A terra que a recebeu cedo foi pelas suas mãos trabalhada com o saber ancestral que lhe corre nas veias há gerações e gerações. Essas mãos de mãe, que pare e cuida, sempre da terra conseguiram a vida, tanto no pão como nas flores, que sempre amou.
Agora, é do mar que vão retirar o sustento que o sargaço está a dar, desde que chegaram aquelas camionetas que vêm pagar tostões por arrobas mal pesadas de limos castanhos, secos ao sol, estendidos nas areias dos medos.
Com o sal que vem do mar se salgará a terra.

* Esta é uma humilde tentativa de resposta a um triplo desafio que a Guida Palhota ali atrás deixou.

sexta-feira, 5 de março de 2010

Abracadabra


Há coisas que custo a perceber neste ciberespaço em que navegamos todos os dias.
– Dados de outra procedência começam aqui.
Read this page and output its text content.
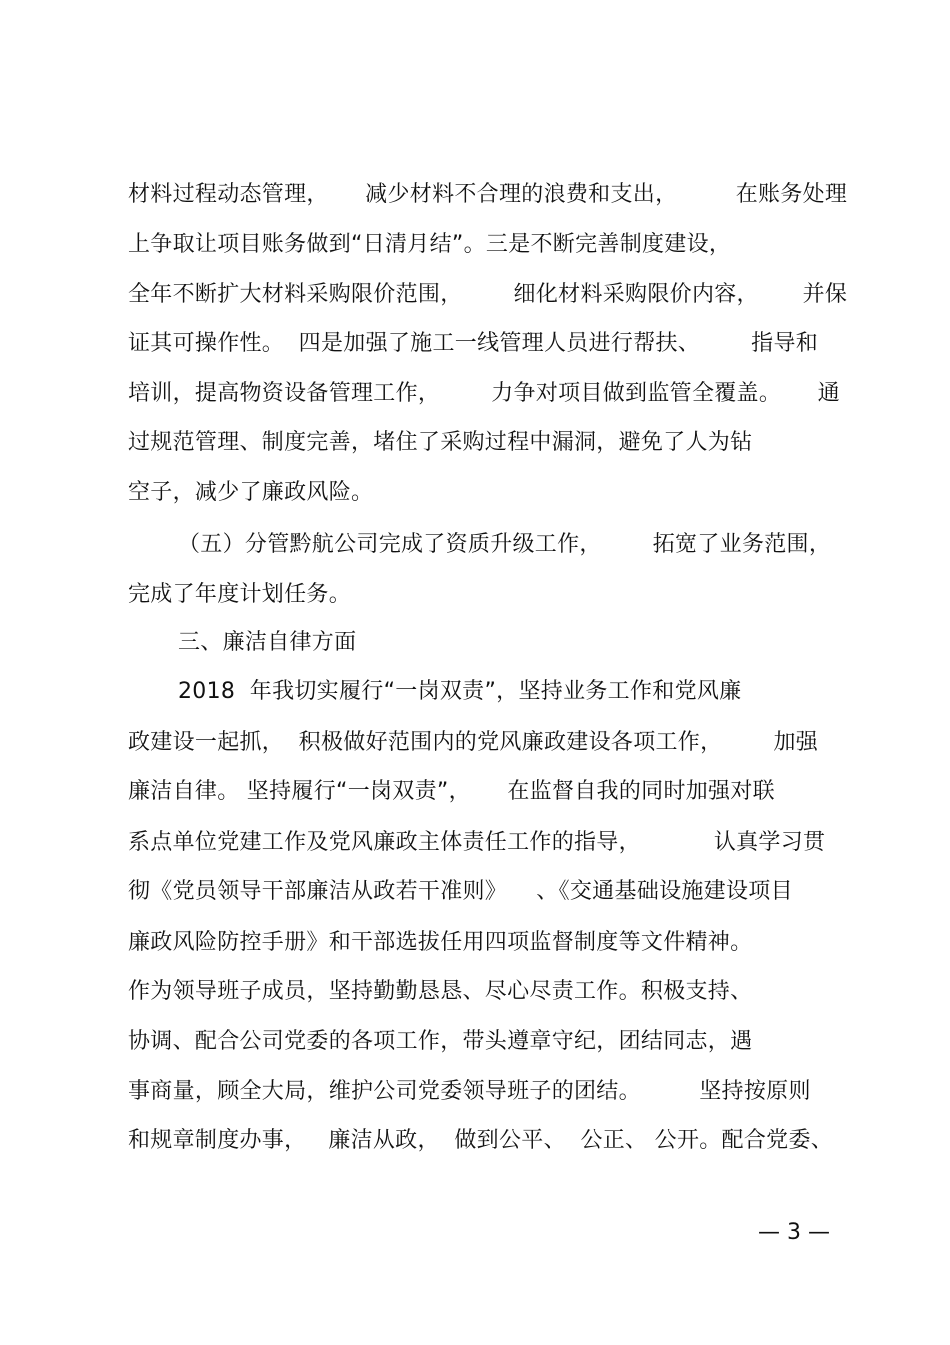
材料过程动态管理，     减少材料不合理的浪费和支出，        在账务处理
上争取让项目账务做到“日清月结”。三是不断完善制度建设，
全年不断扩大材料采购限价范围，       细化材料采购限价内容，      并保
证其可操作性。  四是加强了施工一线管理人员进行帮扶、       指导和
培训，提高物资设备管理工作，       力争对项目做到监管全覆盖。     通
过规范管理、制度完善，堵住了采购过程中漏洞，避免了人为钻
空子，减少了廉政风险。
（五）分管黔航公司完成了资质升级工作，       拓宽了业务范围，
完成了年度计划任务。
三、廉洁自律方面
2018  年我切实履行“一岗双责”，坚持业务工作和党风廉
政建设一起抓，  积极做好范围内的党风廉政建设各项工作，       加强
廉洁自律。 坚持履行“一岗双责”，     在监督自我的同时加强对联
系点单位党建工作及党风廉政主体责任工作的指导，          认真学习贯
彻《党员领导干部廉洁从政若干准则》    、《交通基础设施建设项目
廉政风险防控手册》和干部选拔任用四项监督制度等文件精神。
作为领导班子成员，坚持勤勤恳恳、尽心尽责工作。积极支持、
协调、配合公司党委的各项工作，带头遵章守纪，团结同志，遇
事商量，顾全大局，维护公司党委领导班子的团结。        坚持按原则
和规章制度办事，   廉洁从政，  做到公平、  公正、 公开。配合党委、
— 3 —
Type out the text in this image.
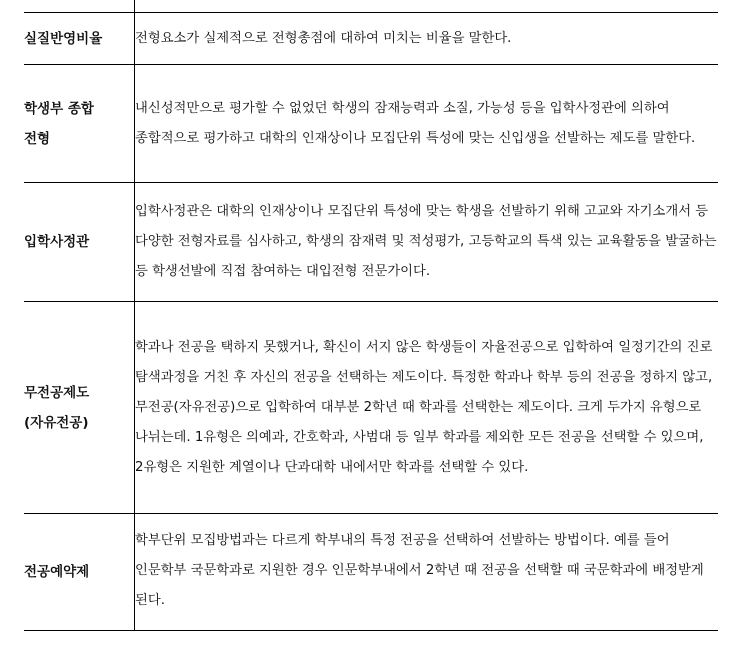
실질반영비율	전형요소가 실제적으로 전형총점에 대하여 미치는 비율을 말한다.

학생부 종합
전형	내신성적만으로 평가할 수 없었던 학생의 잠재능력과 소질, 가능성 등을 입학사정관에 의하여 종합적으로 평가하고 대학의 인재상이나 모집단위 특성에 맞는 신입생을 선발하는 제도를 말한다.

입학사정관	입학사정관은 대학의 인재상이나 모집단위 특성에 맞는 학생을 선발하기 위해 고교와 자기소개서 등 다양한 전형자료를 심사하고, 학생의 잠재력 및 적성평가, 고등학교의 특색 있는 교육활동을 발굴하는 등 학생선발에 직접 참여하는 대입전형 전문가이다.

무전공제도
(자유전공)	학과나 전공을 택하지 못했거나, 확신이 서지 않은 학생들이 자율전공으로 입학하여 일정기간의 진로 탐색과정을 거친 후 자신의 전공을 선택하는 제도이다. 특정한 학과나 학부 등의 전공을 정하지 않고, 무전공(자유전공)으로 입학하여 대부분 2학년 때 학과를 선택한는 제도이다. 크게 두가지 유형으로 나뉘는데. 1유형은 의예과, 간호학과, 사범대 등 일부 학과를 제외한 모든 전공을 선택할 수 있으며, 2유형은 지원한 계열이나 단과대학 내에서만 학과를 선택할 수 있다.

전공예약제	학부단위 모집방법과는 다르게 학부내의 특정 전공을 선택하여 선발하는 방법이다. 예를 들어 인문학부 국문학과로 지원한 경우 인문학부내에서 2학년 때 전공을 선택할 때 국문학과에 배정받게 된다.
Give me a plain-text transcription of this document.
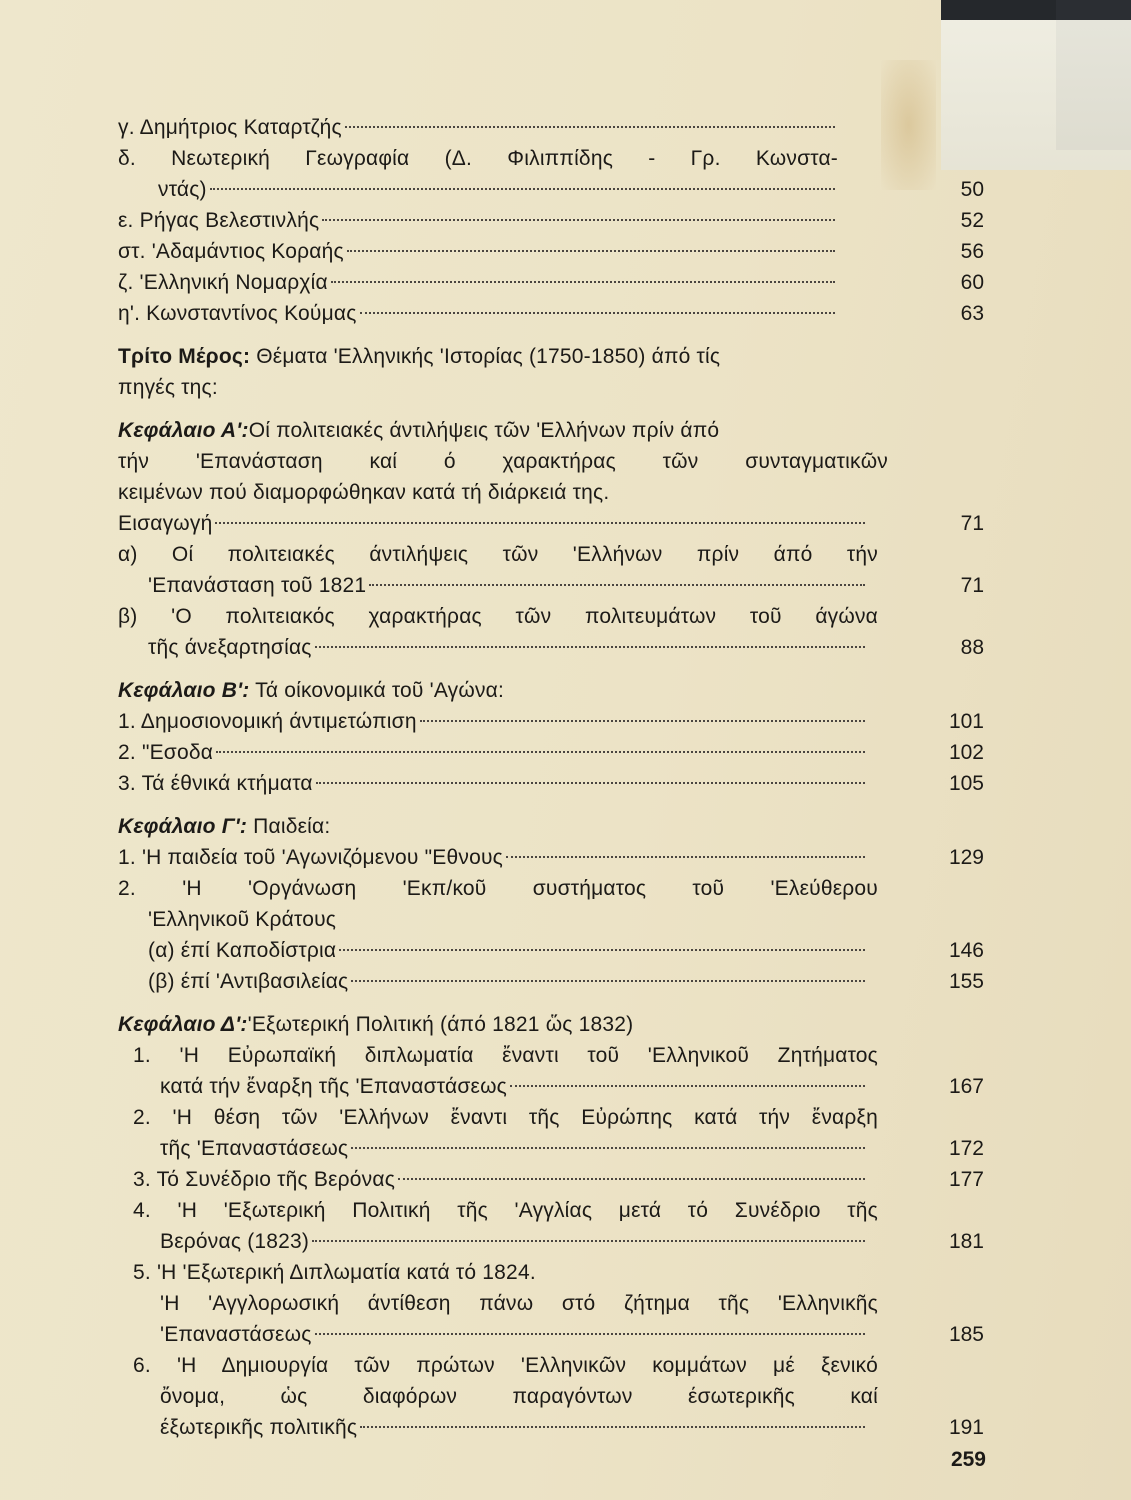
γ. Δημήτριος Καταρτζής
δ. Νεωτερική Γεωγραφία (Δ. Φιλιππίδης - Γρ. Κωνστα-
ντάς)	50
ε. Ρήγας Βελεστινλής	52
στ. 'Αδαμάντιος Κοραής	56
ζ. 'Ελληνική Νομαρχία	60
η'. Κωνσταντίνος Κούμας	63
Τρίτο Μέρος: Θέματα 'Ελληνικής 'Ιστορίας (1750-1850) άπό τίς
πηγές της:
Κεφάλαιο Α':Οί πολιτειακές άντιλήψεις τῶν 'Ελλήνων πρίν άπό
τήν 'Επανάσταση καί ό χαρακτήρας τῶν συνταγματικῶν
κειμένων πού διαμορφώθηκαν κατά τή διάρκειά της.
Εισαγωγή	71
α) Οί πολιτειακές άντιλήψεις τῶν 'Ελλήνων πρίν άπό τήν
'Επανάσταση τοῦ 1821	71
β) 'Ο πολιτειακός χαρακτήρας τῶν πολιτευμάτων τοῦ άγώνα
τῆς άνεξαρτησίας	88
Κεφάλαιο Β': Τά οίκονομικά τοῦ 'Αγώνα:
1. Δημοσιονομική άντιμετώπιση	101
2. "Εσοδα	102
3. Τά έθνικά κτήματα	105
Κεφάλαιο Γ': Παιδεία:
1. 'Η παιδεία τοῦ 'Αγωνιζόμενου "Εθνους	129
2. 'Η 'Οργάνωση 'Εκπ/κοῦ συστήματος τοῦ 'Ελεύθερου
'Ελληνικοῦ Κράτους
(α) έπί Καποδίστρια	146
(β) έπί 'Αντιβασιλείας	155
Κεφάλαιο Δ':'Εξωτερική Πολιτική (άπό 1821 ὥς 1832)
1. 'Η Εὐρωπαϊκή διπλωματία ἔναντι τοῦ 'Ελληνικοῦ Ζητήματος
κατά τήν ἔναρξη τῆς 'Επαναστάσεως	167
2. 'Η θέση τῶν 'Ελλήνων ἔναντι τῆς Εὐρώπης κατά τήν ἔναρξη
τῆς 'Επαναστάσεως	172
3. Τό Συνέδριο τῆς Βερόνας	177
4. 'Η 'Εξωτερική Πολιτική τῆς 'Αγγλίας μετά τό Συνέδριο τῆς
Βερόνας (1823)	181
5. 'Η 'Εξωτερική Διπλωματία κατά τό 1824.
'Η 'Αγγλορωσική άντίθεση πάνω στό ζήτημα τῆς 'Ελληνικῆς
'Επαναστάσεως	185
6. 'Η Δημιουργία τῶν πρώτων 'Ελληνικῶν κομμάτων μέ ξενικό
ὄνομα, ὡς διαφόρων παραγόντων έσωτερικῆς καί
έξωτερικῆς πολιτικῆς	191
259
Uma das que me têm ocupado algum tempo de vida nos últimos dias é o facto de, apesar de várias tentativas frustradas, não ter conseguido encontrar em lado nenhum a letra de um dos temas da discografia de Paulo de Carvalho que mais me marcaram - exactamente o que empresta o título a este post: «Abracadabra».
Como é possível navegar, horas a fio, num imenso mar de lixo, à cata de uma preciosidade, e acabar por de lá voltar com um indelével sentimento de frustração?
Não há vídeos no Youtube, letra nos sítios do costume, uma ponta por onde se possa desenovelar qualquer pista segura...
E eu, que já há tanto tempo ando a querer dizer com palavras alheias alguma coisa sobre os dias que correm, vejo-me obrigado a arriscar a confiança nos ecos que me vêm da memória.
Acho que eram assim as palavras que a Isabel Bahia alinhavou para o Paulo de Carvalho cantar:

                                Aqui está tudo bem!
                                Aqui está tudo tão bem!
                                O sol é mesmo de ouro,
                                a lua é toda de prata.
                                E quando chove
                                só caem diamantes!

                                Aqui não há semáforos,
                                aqui só há chupa-chupas.
                                E até as bengalas dos velhos
                                são feitas de chocolate.
                                 Ai, como é bom, tão bom,
                                 vivermos aqui!

                                  Abracadabra!
                                  Abrem-se as portas.
                                  Abrem-se os olhos de espanto.
                                  Não vejo o lado de fora!
                                  Quem me tira do encanto?